The other day I wanted to buy a pineapple. I spotted a stall that had lots of good-looking specimens, so stopped to look closer. As I was eyeing them up, the guy behind the stall started doing the market trader spiel. “Only €1.50, each one!” I picked a couple up to check for mould or bruising and he spread his arms wide with a disingenous gesture. “Aw, c’mon! They’re all the same – all delicious!” I bantered back, “I don’t have the slightest doubt!” Then, with a grin, I handed over the best pineapple. “I’m taking this one, though …” Recognising that he’d met his match, he laughed. “Where are you from?” We chatted for a little while, and as I left he pulled out possibly his only English phrase: “Bye bye!”
When I walked through the market two days later there was a yell. “Ciaoooo!” I looked over to see the pineapple seller grinning and waving. You’d almost think I was a local.
Earlier today: another day, another pineapple seller.
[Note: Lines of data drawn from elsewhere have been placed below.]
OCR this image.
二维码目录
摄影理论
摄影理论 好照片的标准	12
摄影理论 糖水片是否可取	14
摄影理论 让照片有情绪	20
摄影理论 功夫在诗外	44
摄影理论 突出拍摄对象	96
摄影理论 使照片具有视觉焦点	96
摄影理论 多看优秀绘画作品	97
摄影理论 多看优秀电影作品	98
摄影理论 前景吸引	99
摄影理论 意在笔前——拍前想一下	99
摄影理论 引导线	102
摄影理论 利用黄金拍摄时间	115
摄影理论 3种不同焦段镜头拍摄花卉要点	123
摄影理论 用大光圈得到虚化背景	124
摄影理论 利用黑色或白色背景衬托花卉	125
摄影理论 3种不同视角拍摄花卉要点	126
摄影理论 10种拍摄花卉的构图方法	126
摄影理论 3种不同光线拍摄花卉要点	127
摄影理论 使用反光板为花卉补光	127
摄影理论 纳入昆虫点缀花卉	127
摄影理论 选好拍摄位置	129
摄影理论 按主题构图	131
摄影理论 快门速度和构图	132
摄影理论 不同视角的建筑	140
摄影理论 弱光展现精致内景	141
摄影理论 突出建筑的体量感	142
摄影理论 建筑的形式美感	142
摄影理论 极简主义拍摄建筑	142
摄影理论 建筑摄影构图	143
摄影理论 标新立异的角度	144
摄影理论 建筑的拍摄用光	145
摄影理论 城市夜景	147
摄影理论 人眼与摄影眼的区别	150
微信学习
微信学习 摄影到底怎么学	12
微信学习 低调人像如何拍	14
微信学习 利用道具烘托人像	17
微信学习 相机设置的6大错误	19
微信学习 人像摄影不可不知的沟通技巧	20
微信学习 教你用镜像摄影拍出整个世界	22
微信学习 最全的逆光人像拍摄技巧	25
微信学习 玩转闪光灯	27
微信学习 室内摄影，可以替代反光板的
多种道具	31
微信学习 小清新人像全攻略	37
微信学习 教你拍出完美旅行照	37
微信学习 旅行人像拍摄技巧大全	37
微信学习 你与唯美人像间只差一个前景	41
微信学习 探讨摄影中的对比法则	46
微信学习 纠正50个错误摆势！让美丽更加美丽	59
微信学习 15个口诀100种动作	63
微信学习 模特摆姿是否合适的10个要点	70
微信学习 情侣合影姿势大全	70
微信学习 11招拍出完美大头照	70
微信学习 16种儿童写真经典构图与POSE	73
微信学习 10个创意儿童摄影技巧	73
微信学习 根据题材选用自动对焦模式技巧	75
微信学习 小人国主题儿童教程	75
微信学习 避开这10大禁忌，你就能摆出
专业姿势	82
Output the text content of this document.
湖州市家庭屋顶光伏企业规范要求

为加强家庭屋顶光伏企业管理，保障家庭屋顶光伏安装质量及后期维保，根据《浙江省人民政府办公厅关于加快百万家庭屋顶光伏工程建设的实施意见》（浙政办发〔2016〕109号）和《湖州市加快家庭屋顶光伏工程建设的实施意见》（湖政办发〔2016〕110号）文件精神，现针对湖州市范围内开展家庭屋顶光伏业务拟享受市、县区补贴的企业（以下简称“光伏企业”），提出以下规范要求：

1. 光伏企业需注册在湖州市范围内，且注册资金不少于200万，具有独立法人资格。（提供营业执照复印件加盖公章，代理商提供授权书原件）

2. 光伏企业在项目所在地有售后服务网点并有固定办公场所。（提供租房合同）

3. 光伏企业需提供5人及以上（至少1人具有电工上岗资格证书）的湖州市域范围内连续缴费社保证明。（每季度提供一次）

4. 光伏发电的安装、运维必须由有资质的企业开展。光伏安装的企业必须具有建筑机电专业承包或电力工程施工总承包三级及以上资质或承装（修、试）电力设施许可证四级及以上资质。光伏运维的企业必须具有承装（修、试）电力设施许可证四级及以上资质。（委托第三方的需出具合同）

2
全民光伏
I haven’t noticed him before – maybe he’s new – but he’s young and good-looking and I’m wearing a short dress, so he goes on full charm offensive as I walk past his stall, even so far as calling me signorina, which is a surefire way to win my heart. “Pineapple, miss?” I smile. “Not today, thank you.” Having got a response he grins and starts the hard sell. “C’mooooon! They’re really good …” I enter into the banter. “But I’ve already got one at home!” This isn’t a lie. I’m eating pineapple like there’s no tomorrow at the moment. He is unabashed. “Throw it out! Buy one of mine instead!” He roars with laughter, as do I, but I carry on walking; I’ve got vegetables to buy.
Ten minutes later, after a chat with two traders on neighbouring stalls who turned out to be brothers in law – the one who I eventually bought from was hilariously smug that he’d beaten the other to my custom – and weighed down with bags full of vegetables for the princely sum of €4.50 all told, I pass the pineapple seller again. He shouts across at me, “So, have you decided to buy one yet?” I call back, “Not today. Maybe tomorrow?” He grins and winks. “I’ll be here, waiting for you!”